Telecoms companies claim that they need to merge to gain the required scale to make those investments. This can include mergers between mobile network operators in different countries, or mergers between mobile network operators and telecoms companies in neighbouring markets such as fixed telecoms (including cable). The Commission has recently approved a number of these mergers, such as Telenor/Globul in Bulgaria and Vodafone / KabelDeutschland in Germany.

The mergers that are now, and have recently been before the Commission concern mobile network operators in the same Member State. These mergers can increase market power in national mobile markets which are characterised by relatively few competitors and high barriers to entry. They require closer scrutiny to ensure that they raise no competition concern and bring no detriment to consumers.
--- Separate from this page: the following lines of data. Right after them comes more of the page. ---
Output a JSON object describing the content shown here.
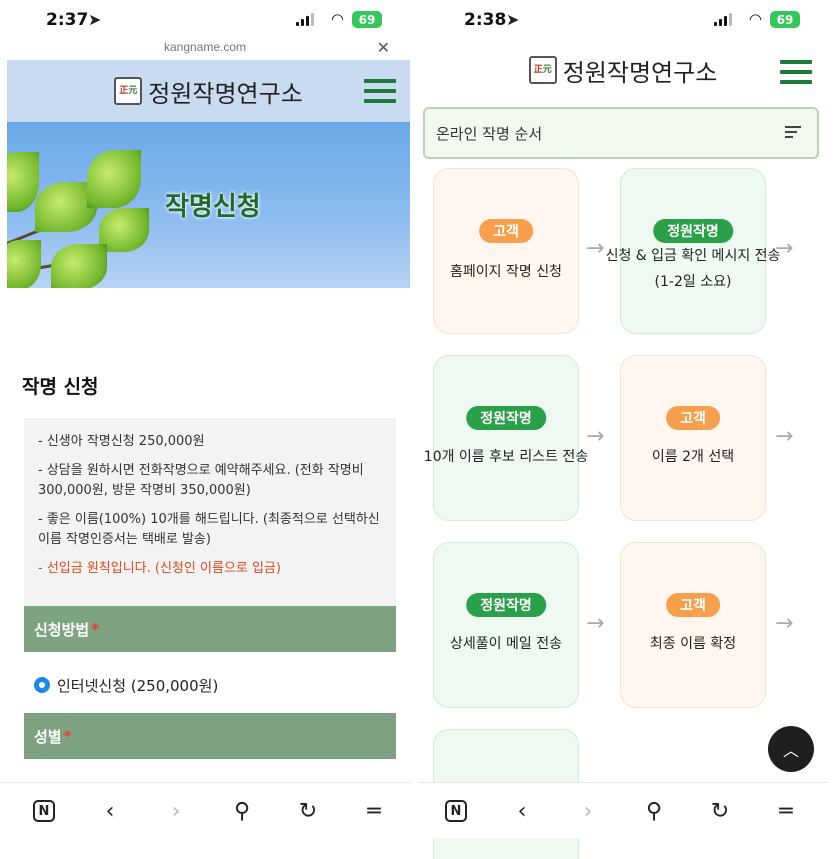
{
  "left": {
    "status": {
      "time": "2:37",
      "battery": "69"
    },
    "url": "kangname.com",
    "header": {
      "brand": "정원작명연구소",
      "logo_top": "正",
      "logo_bottom": "元"
    },
    "hero_title": "작명신청",
    "section_title": "작명 신청",
    "notice": [
      "- 신생아 작명신청 250,000원",
      "- 상담을 원하시면 전화작명으로 예약해주세요. (전화 작명비 300,000원, 방문 작명비 350,000원)",
      "- 좋은 이름(100%) 10개를 해드립니다. (최종적으로 선택하신 이름 작명인증서는 택배로 발송)",
      "- 선입금 원칙입니다. (신청인 이름으로 입금)"
    ],
    "form": {
      "method_label": "신청방법",
      "method_option": "인터넷신청 (250,000원)",
      "gender_label": "성별",
      "required_mark": "*"
    }
  },
  "right": {
    "status": {
      "time": "2:38",
      "battery": "69"
    },
    "header": {
      "brand": "정원작명연구소",
      "logo_top": "正",
      "logo_bottom": "元"
    },
    "steps_title": "온라인 작명 순서",
    "steps": [
      {
        "badge": "고객",
        "text": "홈페이지 작명 신청"
      },
      {
        "badge": "정원작명",
        "text": "신청 & 입금 확인 메시지 전송 (1-2일 소요)"
      },
      {
        "badge": "정원작명",
        "text": "10개 이름 후보 리스트 전송"
      },
      {
        "badge": "고객",
        "text": "이름 2개 선택"
      },
      {
        "badge": "정원작명",
        "text": "상세풀이 메일 전송"
      },
      {
        "badge": "고객",
        "text": "최종 이름 확정"
      }
    ]
  },
  "toolbar": {
    "n_label": "N"
  },
  "colors": {
    "brand_green": "#1d7a3a",
    "form_bar": "#7fa382",
    "badge_orange": "#f6a04d",
    "badge_green": "#2aa04a",
    "notice_red": "#e04a1c"
  }
}
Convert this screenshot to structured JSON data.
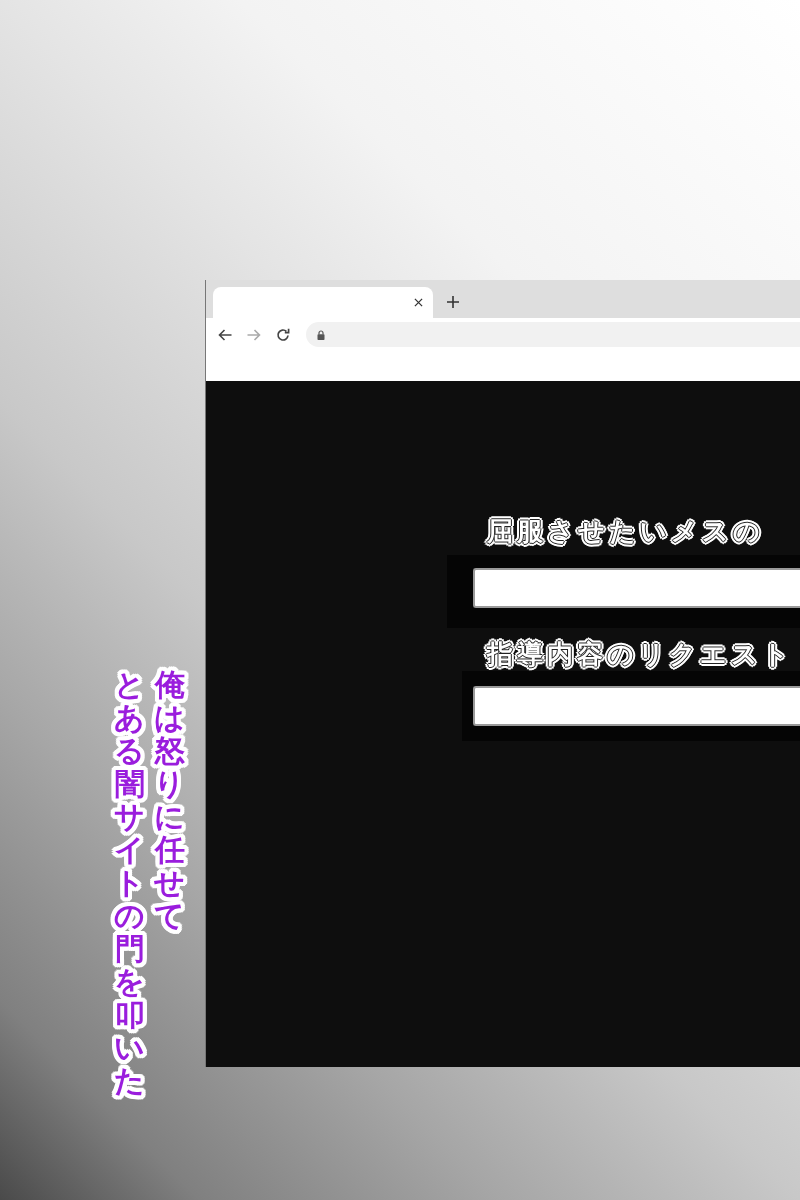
{
  "browser": {
    "tabs": [
      {
        "selected": true
      }
    ],
    "nav_buttons": [
      {
        "kind": "back",
        "disabled": false
      },
      {
        "kind": "forward",
        "disabled": true
      },
      {
        "kind": "reload",
        "disabled": false
      }
    ],
    "address_bar": {
      "secure": true
    }
  },
  "form": {
    "fields": [
      {
        "label": "屈服させたいメスの"
      },
      {
        "label": "指導内容のリクエスト"
      }
    ]
  },
  "caption": {
    "text": "俺は怒りに任せてとある闇サイトの門を叩いた"
  }
}
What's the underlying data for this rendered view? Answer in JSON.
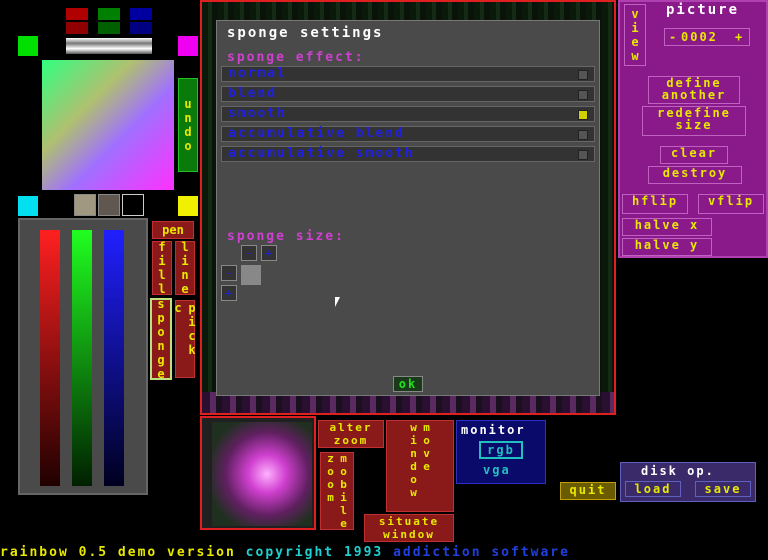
{
  "colors": {
    "accent_yellow": "#e8e800",
    "red_border": "#e02020",
    "magenta": "#8a1a8a",
    "blue_text": "#2020e0"
  },
  "dialog": {
    "title": "sponge settings",
    "effect_label": "sponge effect:",
    "options": [
      "normal",
      "blend",
      "smooth",
      "accumulative blend",
      "accumulative smooth"
    ],
    "selected_index": 2,
    "size_label": "sponge size:",
    "minus": "-",
    "plus": "+",
    "ok": "ok"
  },
  "tools": {
    "undo": "undo",
    "pen": "pen",
    "fill": "fill",
    "line": "line",
    "sponge": "sponge",
    "pick": "pick c"
  },
  "picture": {
    "view": "view",
    "title": "picture",
    "number": "0002",
    "minus": "-",
    "plus": "+",
    "define": "define another",
    "redefine": "redefine size",
    "clear": "clear",
    "destroy": "destroy",
    "hflip": "hflip",
    "vflip": "vflip",
    "halve_x": "halve x",
    "halve_y": "halve y"
  },
  "bottom": {
    "alter_zoom": "alter zoom",
    "mobile_zoom": "mobile zoom",
    "move_window": "move window",
    "situate_window": "situate window",
    "monitor": "monitor",
    "rgb": "rgb",
    "vga": "vga",
    "quit": "quit",
    "disk_op": "disk op.",
    "load": "load",
    "save": "save"
  },
  "footer": {
    "part1": "rainbow 0.5 demo version",
    "part2": "copyright 1993",
    "part3": "addiction software"
  }
}
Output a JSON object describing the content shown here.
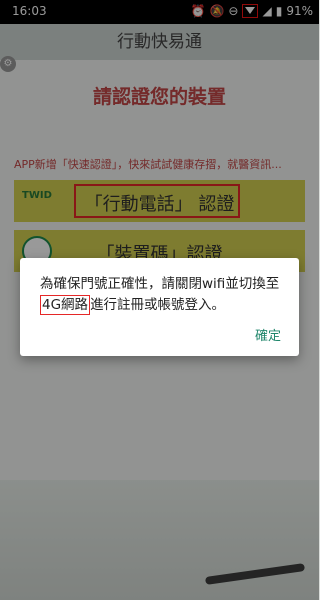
{
  "status": {
    "time": "16:03",
    "battery": "91%"
  },
  "app": {
    "title": "行動快易通"
  },
  "main": {
    "headline": "請認證您的裝置",
    "banner": "APP新增「快速認證」，快來試試健康存摺，就醫資訊...",
    "cards": [
      {
        "title": "「行動電話」 認證",
        "logo_text": "TWID"
      },
      {
        "title": "「裝置碼」認證"
      }
    ]
  },
  "dialog": {
    "message_before": "為確保門號正確性，請關閉wifi並切換至",
    "message_highlight": "4G網路",
    "message_after": "進行註冊或帳號登入。",
    "ok_label": "確定"
  }
}
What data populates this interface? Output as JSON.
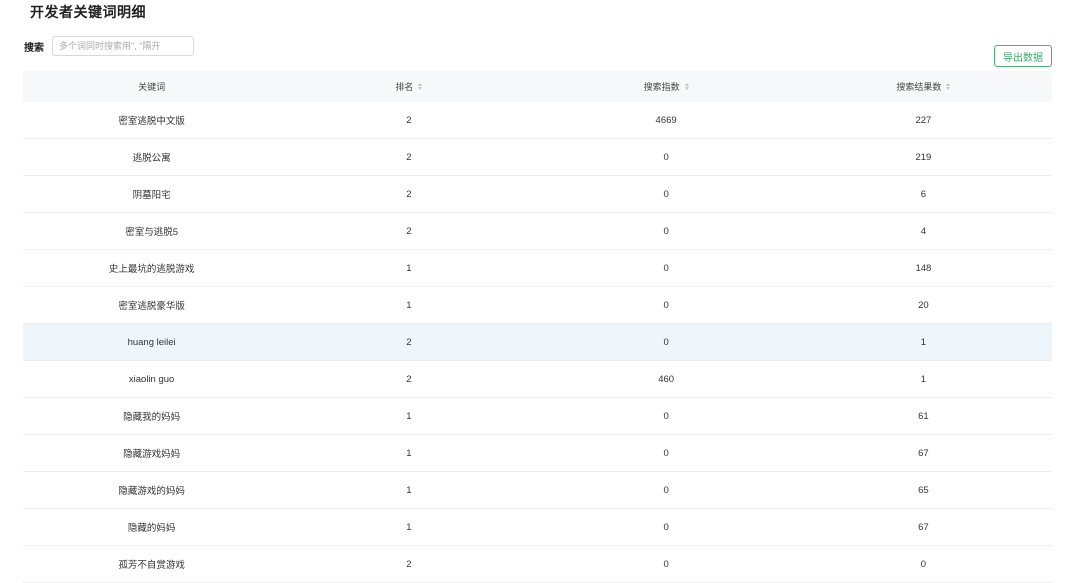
{
  "page": {
    "title": "开发者关键词明细"
  },
  "search": {
    "label": "搜索",
    "placeholder": "多个词同时搜索用\", \"隔开"
  },
  "toolbar": {
    "export_label": "导出数据"
  },
  "table": {
    "columns": [
      "关键词",
      "排名",
      "搜索指数",
      "搜索结果数"
    ],
    "rows": [
      [
        "密室逃脱中文版",
        "2",
        "4669",
        "227"
      ],
      [
        "逃脱公寓",
        "2",
        "0",
        "219"
      ],
      [
        "阴墓阳宅",
        "2",
        "0",
        "6"
      ],
      [
        "密室与逃脱5",
        "2",
        "0",
        "4"
      ],
      [
        "史上最坑的逃脱游戏",
        "1",
        "0",
        "148"
      ],
      [
        "密室逃脱豪华版",
        "1",
        "0",
        "20"
      ],
      [
        "huang leilei",
        "2",
        "0",
        "1"
      ],
      [
        "xiaolin guo",
        "2",
        "460",
        "1"
      ],
      [
        "隐藏我的妈妈",
        "1",
        "0",
        "61"
      ],
      [
        "隐藏游戏妈妈",
        "1",
        "0",
        "67"
      ],
      [
        "隐藏游戏的妈妈",
        "1",
        "0",
        "65"
      ],
      [
        "隐藏的妈妈",
        "1",
        "0",
        "67"
      ],
      [
        "孤芳不自赏游戏",
        "2",
        "0",
        "0"
      ]
    ],
    "highlighted_row": 6
  },
  "colors": {
    "accent": "#3aa868",
    "header_bg": "#f7f8fa",
    "highlight_bg": "#eef6fc"
  }
}
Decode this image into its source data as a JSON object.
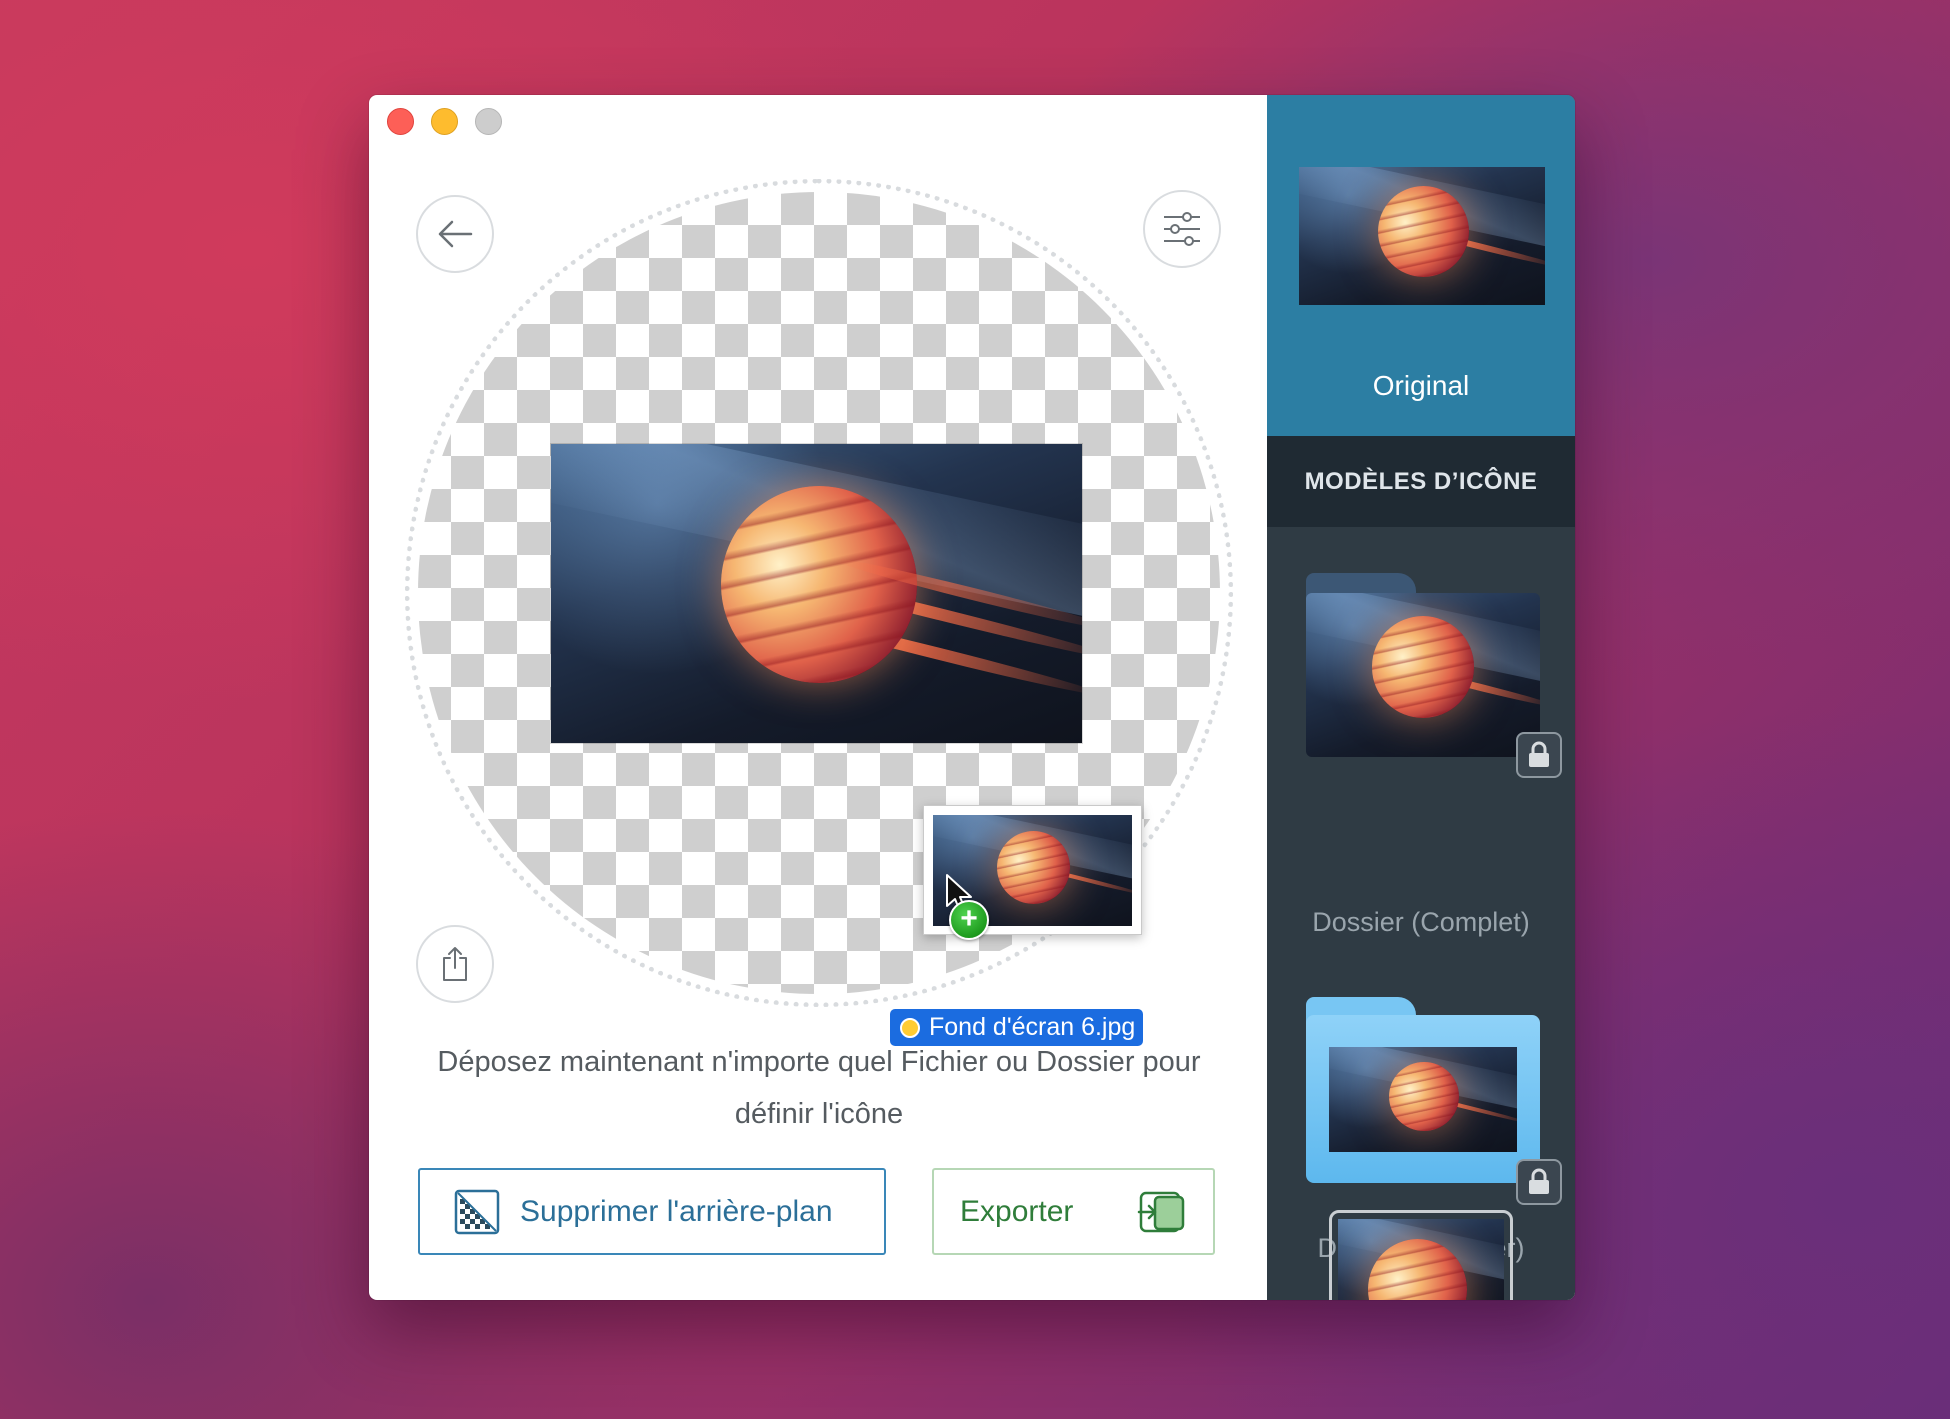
{
  "window": {
    "traffic_lights": [
      "close",
      "minimize",
      "zoom"
    ]
  },
  "main": {
    "back_icon": "arrow-left-icon",
    "settings_icon": "sliders-icon",
    "share_icon": "share-icon",
    "drag_file_name": "Fond d'écran 6.jpg",
    "hint_line1": "Déposez maintenant n'importe quel Fichier ou Dossier pour",
    "hint_line2": "définir l'icône",
    "remove_bg_label": "Supprimer l'arrière-plan",
    "export_label": "Exporter"
  },
  "sidebar": {
    "original_label": "Original",
    "section_title": "MODÈLES D’ICÔNE",
    "templates": [
      {
        "label": "Dossier (Complet)",
        "locked": true
      },
      {
        "label": "Dossier (Centrer)",
        "locked": true
      }
    ]
  },
  "colors": {
    "accent_blue": "#2c7ea3",
    "sidebar_bg": "#2f3b44",
    "section_bg": "#1f2a33",
    "export_green": "#2f7d3a",
    "remove_blue": "#2b6f98",
    "folder_blue": "#5db8ee"
  }
}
The Commission considers that competition rules are not the key obstacles that European telecoms companies face in gaining scale in order to invest. Telecoms markets in Europe remain fragmented. The Commission has consistently underlined the need to eliminate the remaining barriers to the single telecommunications market, which for instance relate to the national procedures for the allocation of spectrum and the lack of a genuine European regulatory framework.

These barriers are also what sets Europe apart from countries such as the US and China. In those countries, there are fewer and larger operators that serve more customers whilst making investments in new technologies. These operators function in markets that have no internal barriers; are overseen by a single regulator; and where spectrum is allocated by a single authority. It must also not be forgotten that due to the liberalisation of the European telecoms markets, consumers enjoy quality services at relatively low prices, especially compared to the US. At this stage of the evolution of the European telecoms industry, both competition and investment are needed to ensure that consumers maintain these benefits.

Reforming the competition rules to make it easier for telecoms companies to merge behind national borders is not the solution to these issues. Competition and customer demand are key drivers of investment in new technologies. Relaxing competition rules may therefore not necessarily guarantee that investment take place, while this would shift the cost of making the required network investments on the consumers who would be faced with less competition and higher prices. In the Commission's view, the answer lies with the elimination of the barriers to the internal market and allowing the telecoms companies to tap fully into its half a billion customer base.